Há que perguntar, portanto, quem se beneficia de atrozes retrocessos como a flexibilização da proteção de um bioma tão devastado como a Mata Atlântica, que, depois de décadas, começou a se regenerar. Há que perguntar por que não dificultar o acesso ao crédito de devastadores contumazes e deixar clara a enorme distância que separa produtores rurais que cumprem a lei daqueles que a descumprem. Há que questionar como alguém pode ser favorável ao autolicenciamento para empreendimentos de médio impacto ambiental, entre os quais barragens de rejeitos de mineração, depois dos desastres de Mariana e Brumadinho.

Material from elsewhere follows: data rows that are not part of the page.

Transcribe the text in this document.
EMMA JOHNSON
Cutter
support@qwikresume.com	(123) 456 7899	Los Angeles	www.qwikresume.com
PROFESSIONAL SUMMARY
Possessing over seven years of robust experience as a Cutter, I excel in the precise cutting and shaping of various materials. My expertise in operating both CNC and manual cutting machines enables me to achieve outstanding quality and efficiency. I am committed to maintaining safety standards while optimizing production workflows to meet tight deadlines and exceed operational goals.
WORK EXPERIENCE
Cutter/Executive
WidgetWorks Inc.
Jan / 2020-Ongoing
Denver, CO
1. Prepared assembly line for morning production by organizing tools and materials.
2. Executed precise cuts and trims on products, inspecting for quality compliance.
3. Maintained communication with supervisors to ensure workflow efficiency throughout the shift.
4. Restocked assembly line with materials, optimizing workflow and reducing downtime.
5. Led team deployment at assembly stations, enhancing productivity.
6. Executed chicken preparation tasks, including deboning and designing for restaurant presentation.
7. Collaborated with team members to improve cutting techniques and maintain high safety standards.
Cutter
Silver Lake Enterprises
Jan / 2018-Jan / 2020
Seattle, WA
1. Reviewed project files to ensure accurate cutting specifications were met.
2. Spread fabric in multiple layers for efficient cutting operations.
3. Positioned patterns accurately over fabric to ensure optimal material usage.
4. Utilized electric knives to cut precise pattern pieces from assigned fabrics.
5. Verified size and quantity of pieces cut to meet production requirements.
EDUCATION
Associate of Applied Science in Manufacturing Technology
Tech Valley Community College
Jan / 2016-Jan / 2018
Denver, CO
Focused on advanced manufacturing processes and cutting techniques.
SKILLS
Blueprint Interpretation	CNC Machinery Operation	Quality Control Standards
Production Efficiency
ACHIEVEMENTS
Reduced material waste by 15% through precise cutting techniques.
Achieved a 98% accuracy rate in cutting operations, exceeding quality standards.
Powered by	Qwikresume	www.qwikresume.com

Da mesma forma, o programa de renegociação das dívidas estaduais não primava pela austeridade. Não apenas não se exigia nenhuma medida de ajuste de gastos, como também se incentivava o aumento de despesas em áreas tão amplas como educação, segurança e investimentos, a depender do interesse mais imediato do governador. Mas ainda havia governadores insatisfeitos, e o Congresso achou que era hora de dar uma lição ao governo federal e ajudar os Estados – não os mais pobres e menos desenvolvidos, que pagam suas contas em dia, mas os mais ricos e endividados do País, como Rio de Janeiro, Rio Grande do Sul, Minas Gerais e São Paulo.

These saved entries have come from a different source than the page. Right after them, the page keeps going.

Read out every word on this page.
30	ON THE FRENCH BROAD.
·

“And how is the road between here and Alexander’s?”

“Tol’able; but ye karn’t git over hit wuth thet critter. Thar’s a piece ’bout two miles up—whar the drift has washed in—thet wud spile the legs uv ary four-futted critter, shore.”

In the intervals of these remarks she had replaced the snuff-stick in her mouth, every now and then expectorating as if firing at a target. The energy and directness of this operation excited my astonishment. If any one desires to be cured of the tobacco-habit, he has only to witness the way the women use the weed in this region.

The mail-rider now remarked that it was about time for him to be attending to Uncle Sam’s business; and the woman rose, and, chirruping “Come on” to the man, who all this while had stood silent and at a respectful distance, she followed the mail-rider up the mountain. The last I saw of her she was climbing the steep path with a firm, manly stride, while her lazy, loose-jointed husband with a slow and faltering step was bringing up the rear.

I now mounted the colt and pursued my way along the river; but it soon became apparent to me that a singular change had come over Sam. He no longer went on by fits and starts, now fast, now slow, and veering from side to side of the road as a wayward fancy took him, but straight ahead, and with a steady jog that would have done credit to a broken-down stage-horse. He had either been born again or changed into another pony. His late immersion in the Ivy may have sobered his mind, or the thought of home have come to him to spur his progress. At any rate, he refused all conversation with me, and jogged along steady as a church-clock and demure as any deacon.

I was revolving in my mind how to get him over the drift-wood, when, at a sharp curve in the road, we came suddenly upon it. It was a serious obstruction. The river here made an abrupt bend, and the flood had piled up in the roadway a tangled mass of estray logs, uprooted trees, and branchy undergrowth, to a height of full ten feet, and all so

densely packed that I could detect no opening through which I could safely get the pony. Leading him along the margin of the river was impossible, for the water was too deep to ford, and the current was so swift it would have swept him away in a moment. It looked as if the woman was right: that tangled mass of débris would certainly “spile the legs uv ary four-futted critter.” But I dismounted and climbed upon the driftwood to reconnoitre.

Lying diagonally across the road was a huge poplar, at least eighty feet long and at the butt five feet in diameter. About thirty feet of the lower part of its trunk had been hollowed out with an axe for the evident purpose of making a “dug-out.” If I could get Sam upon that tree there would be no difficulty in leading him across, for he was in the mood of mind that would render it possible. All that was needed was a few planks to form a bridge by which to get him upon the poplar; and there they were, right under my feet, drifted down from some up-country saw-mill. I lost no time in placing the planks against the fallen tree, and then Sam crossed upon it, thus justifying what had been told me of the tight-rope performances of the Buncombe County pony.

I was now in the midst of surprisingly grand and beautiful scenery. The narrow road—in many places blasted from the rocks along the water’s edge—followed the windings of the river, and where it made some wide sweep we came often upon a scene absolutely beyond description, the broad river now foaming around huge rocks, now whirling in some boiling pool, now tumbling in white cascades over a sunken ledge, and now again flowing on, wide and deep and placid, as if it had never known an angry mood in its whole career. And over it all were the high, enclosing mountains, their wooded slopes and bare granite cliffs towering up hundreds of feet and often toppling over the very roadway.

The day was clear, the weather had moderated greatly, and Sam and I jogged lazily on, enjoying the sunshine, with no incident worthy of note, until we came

Com a derrubada dos vetos, eles poderão utilizar recursos que os Estados ainda nem receberam – e que deveriam compensá-los pelas perdas que terão quando a reforma tributária entrar em vigor, a partir de 2029 – para estender o prazo de pagamento e zerar os juros de seus financiamentos.
Trata-se de manobra descarada de antecipação de receitas. Por óbvio, isso vai esvaziar o caixa de seus sucessores, que eventualmente podem vir a ser os mesmos deputados e senadores que apoiaram a medida de maneira entusiasmada. Talvez alguns deles tenham de peregrinar até Brasília em busca da enésima renegociação num futuro próximo.
Até 2015, contrariar o governo significava ficar sem emendas parlamentares, o que fazia com que muitos deputados e senadores apoiassem projetos do Executivo mesmo sem convicção. Isso começou a mudar com o pagamento obrigatório das emendas individuais. A ascensão dessas indicações a patamares bilionários nos últimos anos reequilibrou as relações entre os Poderes e deu ao Legislativo a liberdade para divergir do Executivo sem medo de punições.
Hoje, portanto, há plenas condições de exercer essa independência de maneira coerente, e não inconsequente como foi feito na semana passada. Até mesmo condições imorais – e inconstitucionais – de aposentadoria para agentes comunitários de saúde foram aprovadas. Não se poderá culpar o Executivo se decidir recorrer ao Judiciário em quaisquer desses casos, ainda mais quando o motivo do levante é tão mesquinho quanto uma rotineira indicação ao STF.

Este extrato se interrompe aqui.